Hint: to compare the two mutant lines to WT, you can use a numeric contrast in the results() function.

# <YOUR CODE HERE>

B. Diagnostics: Visualize the distribution of p-values, and the relationship between the mean of normalized counts and shrunken dispersion estimates. Comment on what you see. (2 points)

# <YOUR CODE HERE>

Exercise 3: Reproduce the volcano plot (5 points)

Recreate a plot in the style of Figure 2E of the paper (shown below) to visualize the result you obtained in Exercise 2. Add labels for the top 20 genes by significance. Comment on any major similiarities or differences.

# <YOUR CODE HERE>

Exercise 4: Compare overlap of significant genes (3 points)

The authors provide a list of DEGs in Supplementary Table S1. This file is provided in this repository for convenience (mmc2.txt).

A. How many genes are in this file? Based on the paper, how many genes do you expect to be in this file? (0.5 point)

# <YOUR CODE HERE>

B. Find the proportion of the DEGs you already identified in Exercise 2 that are listed in this file. (0.5 point)

# <YOUR CODE HERE>

C. The supplementary file appears to possibly contain a list of DEGs with adjusted pvalue < 0.1 for the comparison of CHD8 mutant B samples to WT (notice the range of values in the column that contains adjusted p-values for mutant B, and that there are no other adjusted p-values reported). Carry out this comparison (mutant B vs WT) using contrasts, and find the proportion of these DEGs that are present in this file. (1 point)

# <YOUR CODE HERE>

D. What could the authors do to improve the reproducibility of their results? (1 point)

Exercise 5: Visualize results of top DEGs between CHD8 mutant and WT samples (3 points)

Let’s visualize the top 12 DEGs from the comparison of CHD8 mutant samples to WT samples (from Exercise 2). Use boxplots and/or individual points to show the distribution of VST counts for these genes across the three sample groups.

# <YOUR CODE HERE>

Exercise 6: Visualize results of top DEGs between CHD8 mutant A and CHD8 mutant B samples (4 points)
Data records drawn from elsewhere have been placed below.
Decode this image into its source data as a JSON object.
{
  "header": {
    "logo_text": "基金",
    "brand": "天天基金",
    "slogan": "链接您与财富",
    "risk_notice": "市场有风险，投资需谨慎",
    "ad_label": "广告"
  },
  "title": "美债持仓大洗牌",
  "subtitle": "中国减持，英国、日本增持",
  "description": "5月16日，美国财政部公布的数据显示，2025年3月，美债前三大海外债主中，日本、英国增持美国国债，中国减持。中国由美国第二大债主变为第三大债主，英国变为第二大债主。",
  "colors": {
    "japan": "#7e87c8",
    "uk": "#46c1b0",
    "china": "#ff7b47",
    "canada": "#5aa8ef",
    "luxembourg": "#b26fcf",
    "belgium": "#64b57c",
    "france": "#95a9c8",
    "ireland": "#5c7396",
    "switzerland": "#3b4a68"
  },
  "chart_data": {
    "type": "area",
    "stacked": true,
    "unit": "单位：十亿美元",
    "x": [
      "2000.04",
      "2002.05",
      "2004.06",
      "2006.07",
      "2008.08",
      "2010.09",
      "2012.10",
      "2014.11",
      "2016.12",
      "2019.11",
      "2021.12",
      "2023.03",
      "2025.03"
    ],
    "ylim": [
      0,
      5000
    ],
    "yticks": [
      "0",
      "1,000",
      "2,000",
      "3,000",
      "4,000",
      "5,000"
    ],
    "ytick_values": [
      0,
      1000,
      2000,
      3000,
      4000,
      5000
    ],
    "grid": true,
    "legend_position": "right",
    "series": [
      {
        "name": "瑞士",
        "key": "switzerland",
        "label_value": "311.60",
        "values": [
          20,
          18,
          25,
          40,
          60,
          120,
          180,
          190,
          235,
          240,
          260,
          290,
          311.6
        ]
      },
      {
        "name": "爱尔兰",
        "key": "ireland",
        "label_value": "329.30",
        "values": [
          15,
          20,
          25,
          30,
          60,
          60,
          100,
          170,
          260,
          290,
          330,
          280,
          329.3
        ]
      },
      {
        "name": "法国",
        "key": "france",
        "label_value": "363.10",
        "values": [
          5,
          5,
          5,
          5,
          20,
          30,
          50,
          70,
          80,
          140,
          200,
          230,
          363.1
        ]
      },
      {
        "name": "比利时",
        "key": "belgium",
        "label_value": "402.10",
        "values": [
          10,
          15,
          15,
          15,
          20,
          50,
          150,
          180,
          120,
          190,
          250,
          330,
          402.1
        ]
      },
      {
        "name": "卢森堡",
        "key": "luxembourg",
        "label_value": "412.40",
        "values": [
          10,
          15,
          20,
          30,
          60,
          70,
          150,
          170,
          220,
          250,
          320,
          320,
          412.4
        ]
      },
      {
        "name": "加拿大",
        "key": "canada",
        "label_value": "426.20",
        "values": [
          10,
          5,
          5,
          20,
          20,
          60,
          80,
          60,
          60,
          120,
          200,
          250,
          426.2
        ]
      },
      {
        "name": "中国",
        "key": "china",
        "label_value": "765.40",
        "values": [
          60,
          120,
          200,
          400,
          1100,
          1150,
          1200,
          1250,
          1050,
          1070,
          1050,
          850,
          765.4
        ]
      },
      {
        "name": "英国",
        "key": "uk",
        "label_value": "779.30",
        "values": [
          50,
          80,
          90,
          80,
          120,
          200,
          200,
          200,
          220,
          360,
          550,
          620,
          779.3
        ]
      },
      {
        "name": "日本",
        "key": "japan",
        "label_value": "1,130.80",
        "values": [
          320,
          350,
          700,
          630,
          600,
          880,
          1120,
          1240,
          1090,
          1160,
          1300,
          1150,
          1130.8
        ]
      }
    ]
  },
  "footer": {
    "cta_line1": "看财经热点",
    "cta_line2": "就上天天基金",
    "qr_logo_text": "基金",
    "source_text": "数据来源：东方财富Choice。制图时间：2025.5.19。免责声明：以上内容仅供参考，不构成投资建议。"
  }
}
A. How many DEGs are there between CHD8 mutant A samples to CHD8 mutant B samples (hint: you’ll need to first run this contrast)? Does this align with what you expect? (2 points)

# <YOUR CODE HERE>

B. Finally, let’s visualize an MA plot of the DE results comparing the two mutant lines in part A, as well as a histogram of the p-values for this comparison. Comment on what you see. (2 points)

# <YOUR CODE HERE>

Part 5 - Next steps

From here, we would go on to further investigate the DEGs between CHD8 mutant and WT, perhaps by looking at the pathways they are involved in, or the biological functions they are associated with, using gene set enrichment analyses. We would also perform a multi-omic analysis using the ATAC-seq data to see if there are any changes in chromatin accessibility that could explain the changes in gene expression. As these sort of topics come a bit later in the course, they are not covered in this assignment.